A cet égard, si des intervenants tels que
les experts psycho-sociaux sont soumis au secret professionnel, deux exceptions
à la règle prévalent. La première, classique, intervient lorsque l’intégrité
physique d’autrui en matière notamment de VIF permet à l’intervenant d’informer
directement les services de police ou le parquet.
La seconde, novatrice, intitulée « concertation
de cas », permet au procureur du roi de rassembler autour de la
table tous les acteurs en lien avec l’affaire. L’objectif est double : faire en
sorte que chacun d’entre eux profitent d’une image complète de la situation et
adopter un « plan d’action coordonné » policière, judiciaire, mais
également adapté aux domaines des interlocuteurs présents.
Affaires
incluant des mineurs : le rôle central du parquet belge
A une autre échelle, les parquets sont
regroupés entre différentes sections, dont la « section familiale ».

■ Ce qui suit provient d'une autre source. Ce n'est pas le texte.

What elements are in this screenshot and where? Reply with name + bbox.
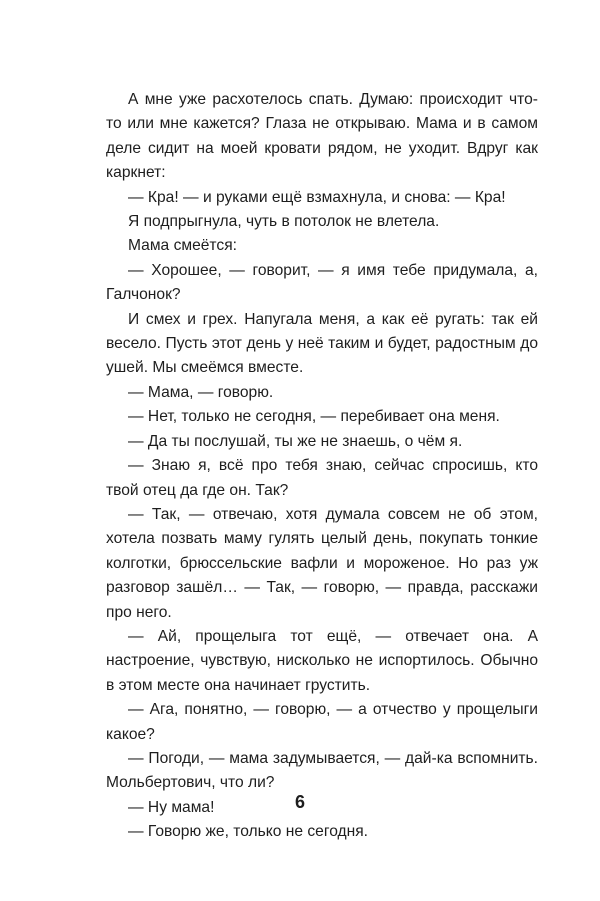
paragraph: — Знаю я, всё про тебя знаю, сейчас спросишь, кто твой отец да где он. Так? xyxy=(106,457,538,499)
paragraph: — Да ты послушай, ты же не знаешь, о чём я. xyxy=(128,432,463,450)
paragraph: — Хорошее, — говорит, — я имя тебе придумала, а, Галчонок? xyxy=(106,261,538,304)
paragraph: — Говорю же, только не сегодня. xyxy=(128,823,369,841)
paragraph: — Так, — отвечаю, хотя думала совсем не об этом, хотела позвать маму гулять целый день, покупать тонкие колготки, брюссельские вафли и мороженое. Но раз уж разговор зашёл… — Так, — говорю, — правда, расскажи про него. xyxy=(106,505,538,621)
paragraph: — Мама, — говорю. xyxy=(128,383,274,401)
paragraph: — Погоди, — мама задумывается, — дай-ка вспомнить. Мольбертович, что ли? xyxy=(106,749,538,792)
paragraph: Мама смеётся: xyxy=(128,237,237,255)
paragraph: Я подпрыгнула, чуть в потолок не влетела. xyxy=(128,213,440,231)
paragraph: А мне уже расхотелось спать. Думаю: происходит что-то или мне кажется? Глаза не открываю. Мама и в самом деле сидит на моей кровати рядом, не уходит. Вдруг как каркнет: xyxy=(106,91,538,182)
paragraph: — Нет, только не сегодня, — перебивает она меня. xyxy=(128,408,500,426)
paragraph: — Ага, понятно, — говорю, — а отчество у прощелыги какое? xyxy=(106,701,538,743)
paragraph: И смех и грех. Напугала меня, а как её ругать: так ей весело. Пусть этот день у неё таким и будет, радостным до ушей. Мы смеёмся вместе. xyxy=(106,310,538,377)
page-number: 6 xyxy=(294,792,305,812)
paragraph: — Ну мама! xyxy=(128,798,215,816)
page-body-text xyxy=(106,88,538,845)
paragraph: — Кра! — и руками ещё взмахнула, и снова: — Кра! xyxy=(128,188,506,206)
paragraph: — Ай, прощелыга тот ещё, — отвечает она. А настроение, чувствую, нисколько не испортилось. Обычно в этом месте она начинает грустить. xyxy=(106,627,538,694)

L’aspect pénal et civil d’une affaire de violences intra-familiales sont
traités par un même magistrat, dans un même dossier. Les affaires sont dites
« communicables » au parquet, lorsque le juge familial est saisi et
lorsqu’elles font intervenir des mineurs. En somme : le juge ne peut pas
trancher sans avoir l’avis du procureur du roi.
« En tant que
magistrat au parquet, on reçoit à chaque audience un listing des dossiers de
chaque audience du tribunal de la famille. Le secrétariat se charge de sortir
les antécédents et casiers judiciaires des parties » expose
Alexandre François, « l’idée étant de rassembler un
maximum d’informations ».
Bien que la présence du parquet (qui
préciserait l’avis écrit rendu) soit plus confortable pour les parties et le
juge de la famille, le ministère public ne participe pas systématiquement aux
audiences, compte tenu de ses effectifs limités. Il décide lui-même de sa
présence, en fonction de la sensibilité de l’affaire. Le JAF a en parallèle la
possibilité de renvoyer l’affaire à une date ultérieure, où la présence du
parquet sera assurée.
Le système belge se repose aussi sur des
« maisons de justice » aux rôles multiples dans le cadre d’une
procédure pénale. A commencer par celui d’accompagnement et d’information de la
victime, « très important pour expliquer le temps de
la procédure et les décisions qui sont prises ». Ces
établissements officient également en tant qu’interface entre la victime et le
magistrat, en lui donnant l’occasion de lui transmettre de nouveaux éléments,
sans devoir passer nécessairement par un dépôt plainte.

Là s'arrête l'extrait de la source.